I came across CritBuns reading one of my favorite bloggers, Seth Godin. In a nutshell, it’s a cool seat cushion. What makes this interesting to me – besides spending nearly all of my waking moments sitting – is that Joe Gibbia is a microISV by another name:

“I began to develop the product’s identity, package design, and marketing plan. I filed the intellectual property, stored a small inventory in my basement, and began making sales calls to any store that would listen. I was a recent grad with high ambition, and was thirsty for the real world education unfolding before me. I met it head on – the first few stores flat out rejected CritBuns. I dug down, and continued on. Finally, a small boutique in Providence, RI agreed to carry CritBuns. They only ordered 4, but I didn’t care – CritBuns had now progressed from an idea, to a sketch, to a product on a shelf. The momentum continued, with new stores added each month. You can check the latest stores here on the site.”

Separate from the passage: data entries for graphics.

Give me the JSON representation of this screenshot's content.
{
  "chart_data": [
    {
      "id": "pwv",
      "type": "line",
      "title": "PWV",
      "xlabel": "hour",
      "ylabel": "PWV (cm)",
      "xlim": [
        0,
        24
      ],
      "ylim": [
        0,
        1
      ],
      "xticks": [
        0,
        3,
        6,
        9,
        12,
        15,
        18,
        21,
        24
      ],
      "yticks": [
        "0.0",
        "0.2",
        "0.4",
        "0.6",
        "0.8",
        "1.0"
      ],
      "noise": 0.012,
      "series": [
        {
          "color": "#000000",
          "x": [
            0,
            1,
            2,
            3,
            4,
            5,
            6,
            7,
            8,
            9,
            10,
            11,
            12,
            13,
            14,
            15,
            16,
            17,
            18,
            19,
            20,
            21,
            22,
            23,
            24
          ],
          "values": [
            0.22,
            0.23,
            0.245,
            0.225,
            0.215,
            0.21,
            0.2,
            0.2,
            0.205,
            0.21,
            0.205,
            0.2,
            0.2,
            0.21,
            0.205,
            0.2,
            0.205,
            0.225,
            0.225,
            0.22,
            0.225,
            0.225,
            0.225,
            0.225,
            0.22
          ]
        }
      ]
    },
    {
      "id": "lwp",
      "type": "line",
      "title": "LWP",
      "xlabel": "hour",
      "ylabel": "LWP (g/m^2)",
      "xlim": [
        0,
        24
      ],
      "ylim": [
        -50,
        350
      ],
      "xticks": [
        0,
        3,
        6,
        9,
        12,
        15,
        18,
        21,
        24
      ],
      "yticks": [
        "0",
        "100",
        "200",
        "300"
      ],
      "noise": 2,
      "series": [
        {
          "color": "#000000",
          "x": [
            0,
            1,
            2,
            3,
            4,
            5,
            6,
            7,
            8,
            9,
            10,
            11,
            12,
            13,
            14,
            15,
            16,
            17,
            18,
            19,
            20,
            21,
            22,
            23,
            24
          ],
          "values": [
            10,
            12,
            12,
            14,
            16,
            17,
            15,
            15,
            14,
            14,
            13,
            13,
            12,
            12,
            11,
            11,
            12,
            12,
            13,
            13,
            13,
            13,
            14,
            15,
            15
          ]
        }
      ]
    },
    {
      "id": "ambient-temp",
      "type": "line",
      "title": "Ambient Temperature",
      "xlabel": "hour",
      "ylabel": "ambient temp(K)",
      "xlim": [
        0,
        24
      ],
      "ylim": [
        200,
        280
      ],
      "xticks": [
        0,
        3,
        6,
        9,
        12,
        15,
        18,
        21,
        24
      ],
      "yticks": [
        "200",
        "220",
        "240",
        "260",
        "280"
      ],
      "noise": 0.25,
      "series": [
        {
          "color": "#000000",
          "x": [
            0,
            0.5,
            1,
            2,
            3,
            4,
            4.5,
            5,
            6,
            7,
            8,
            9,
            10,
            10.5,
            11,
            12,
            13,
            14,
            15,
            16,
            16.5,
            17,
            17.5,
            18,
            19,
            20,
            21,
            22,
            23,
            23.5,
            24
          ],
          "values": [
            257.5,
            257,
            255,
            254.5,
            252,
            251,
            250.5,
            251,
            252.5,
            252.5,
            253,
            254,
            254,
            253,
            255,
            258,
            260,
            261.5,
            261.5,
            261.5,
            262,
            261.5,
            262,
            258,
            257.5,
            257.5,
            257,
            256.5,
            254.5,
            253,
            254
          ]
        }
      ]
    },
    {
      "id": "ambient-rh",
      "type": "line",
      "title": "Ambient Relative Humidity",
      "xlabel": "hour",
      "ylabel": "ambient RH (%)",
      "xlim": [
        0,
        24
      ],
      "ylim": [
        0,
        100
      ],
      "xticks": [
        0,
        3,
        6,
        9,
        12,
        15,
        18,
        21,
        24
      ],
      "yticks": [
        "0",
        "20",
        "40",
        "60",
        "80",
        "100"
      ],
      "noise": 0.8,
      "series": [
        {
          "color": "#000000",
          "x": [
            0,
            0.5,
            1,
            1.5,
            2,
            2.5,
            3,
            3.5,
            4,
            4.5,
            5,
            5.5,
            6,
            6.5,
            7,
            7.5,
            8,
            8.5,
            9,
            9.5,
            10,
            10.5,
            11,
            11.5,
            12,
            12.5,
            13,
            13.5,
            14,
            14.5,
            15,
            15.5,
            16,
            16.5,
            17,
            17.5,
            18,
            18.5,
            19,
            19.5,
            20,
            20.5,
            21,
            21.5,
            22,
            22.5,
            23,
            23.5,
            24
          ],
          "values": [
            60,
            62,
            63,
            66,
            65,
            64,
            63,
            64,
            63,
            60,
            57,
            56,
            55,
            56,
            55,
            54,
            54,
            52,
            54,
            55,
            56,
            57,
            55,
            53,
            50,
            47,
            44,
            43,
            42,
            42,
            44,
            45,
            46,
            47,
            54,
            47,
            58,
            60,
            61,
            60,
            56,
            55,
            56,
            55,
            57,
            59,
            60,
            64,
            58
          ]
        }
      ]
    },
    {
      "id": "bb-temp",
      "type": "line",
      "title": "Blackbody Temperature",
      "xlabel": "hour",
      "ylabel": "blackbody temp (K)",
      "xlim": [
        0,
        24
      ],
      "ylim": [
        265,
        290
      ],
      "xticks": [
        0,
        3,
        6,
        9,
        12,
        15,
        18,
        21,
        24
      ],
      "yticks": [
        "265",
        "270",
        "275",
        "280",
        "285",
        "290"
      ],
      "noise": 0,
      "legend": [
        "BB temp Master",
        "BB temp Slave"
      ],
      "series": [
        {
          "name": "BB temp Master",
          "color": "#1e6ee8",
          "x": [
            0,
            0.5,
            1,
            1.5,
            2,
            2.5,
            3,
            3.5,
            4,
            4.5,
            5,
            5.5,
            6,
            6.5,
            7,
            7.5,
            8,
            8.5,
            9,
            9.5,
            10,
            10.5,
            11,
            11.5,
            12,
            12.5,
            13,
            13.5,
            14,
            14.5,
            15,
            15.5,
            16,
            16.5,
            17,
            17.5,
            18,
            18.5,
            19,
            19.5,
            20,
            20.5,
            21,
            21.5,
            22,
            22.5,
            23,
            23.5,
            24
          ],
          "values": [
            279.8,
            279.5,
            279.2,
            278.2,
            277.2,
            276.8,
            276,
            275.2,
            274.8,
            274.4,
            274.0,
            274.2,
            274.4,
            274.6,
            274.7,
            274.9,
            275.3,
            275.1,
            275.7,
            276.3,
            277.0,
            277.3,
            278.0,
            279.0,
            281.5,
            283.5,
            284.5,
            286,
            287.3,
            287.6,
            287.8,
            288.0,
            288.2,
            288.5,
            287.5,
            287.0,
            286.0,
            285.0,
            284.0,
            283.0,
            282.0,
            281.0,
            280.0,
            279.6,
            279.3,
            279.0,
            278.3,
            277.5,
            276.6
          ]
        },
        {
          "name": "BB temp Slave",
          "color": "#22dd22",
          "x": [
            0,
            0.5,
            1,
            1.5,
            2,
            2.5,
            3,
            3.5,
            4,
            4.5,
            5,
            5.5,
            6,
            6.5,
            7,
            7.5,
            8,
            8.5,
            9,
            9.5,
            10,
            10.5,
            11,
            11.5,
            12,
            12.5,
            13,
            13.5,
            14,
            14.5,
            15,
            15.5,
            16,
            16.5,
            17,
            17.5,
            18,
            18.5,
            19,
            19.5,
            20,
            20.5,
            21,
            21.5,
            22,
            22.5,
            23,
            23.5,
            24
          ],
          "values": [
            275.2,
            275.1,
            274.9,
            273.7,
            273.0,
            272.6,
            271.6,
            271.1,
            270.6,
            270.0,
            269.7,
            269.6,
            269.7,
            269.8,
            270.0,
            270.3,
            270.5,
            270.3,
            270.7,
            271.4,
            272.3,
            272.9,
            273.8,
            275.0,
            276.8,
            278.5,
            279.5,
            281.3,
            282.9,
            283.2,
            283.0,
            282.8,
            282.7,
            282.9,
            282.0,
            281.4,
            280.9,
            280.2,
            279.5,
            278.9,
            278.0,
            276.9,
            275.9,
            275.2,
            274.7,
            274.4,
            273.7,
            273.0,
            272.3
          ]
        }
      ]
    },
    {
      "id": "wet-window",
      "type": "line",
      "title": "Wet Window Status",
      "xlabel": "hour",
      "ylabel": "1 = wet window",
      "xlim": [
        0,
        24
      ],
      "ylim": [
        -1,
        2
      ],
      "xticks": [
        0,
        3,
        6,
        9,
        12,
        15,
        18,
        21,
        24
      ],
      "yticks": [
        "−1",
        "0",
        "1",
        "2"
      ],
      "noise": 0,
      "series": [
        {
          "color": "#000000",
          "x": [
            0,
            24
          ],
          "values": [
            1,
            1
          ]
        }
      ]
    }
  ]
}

MicroISVs aren’t limited to software. The economic model we call being a microISV now works for everything from software to online information services, to games, music, clothes and yes, physical products like seat cushions.
So why do people today have to spend their most productive years in stifling corporate cubicles when they can – alone or with a few partners – build global businesses selling world class products and providing great customer experiences? I missed the memo on that one…
[tags]microISV, CritBuns[/tags]


  1. bobw Reply

    Matt – Definitely! The key, in my opinion, is not the color of the bytes you sell (business software, games, music, art), the services you provide or the physical products you make. It is that you – a self funded, under 10 (usually 1-3) person company – can sell your products or services worldwide via the net successfully. It’s a new way of doing business – and a way to escape being a wage slave stuck in someone else’s economic model.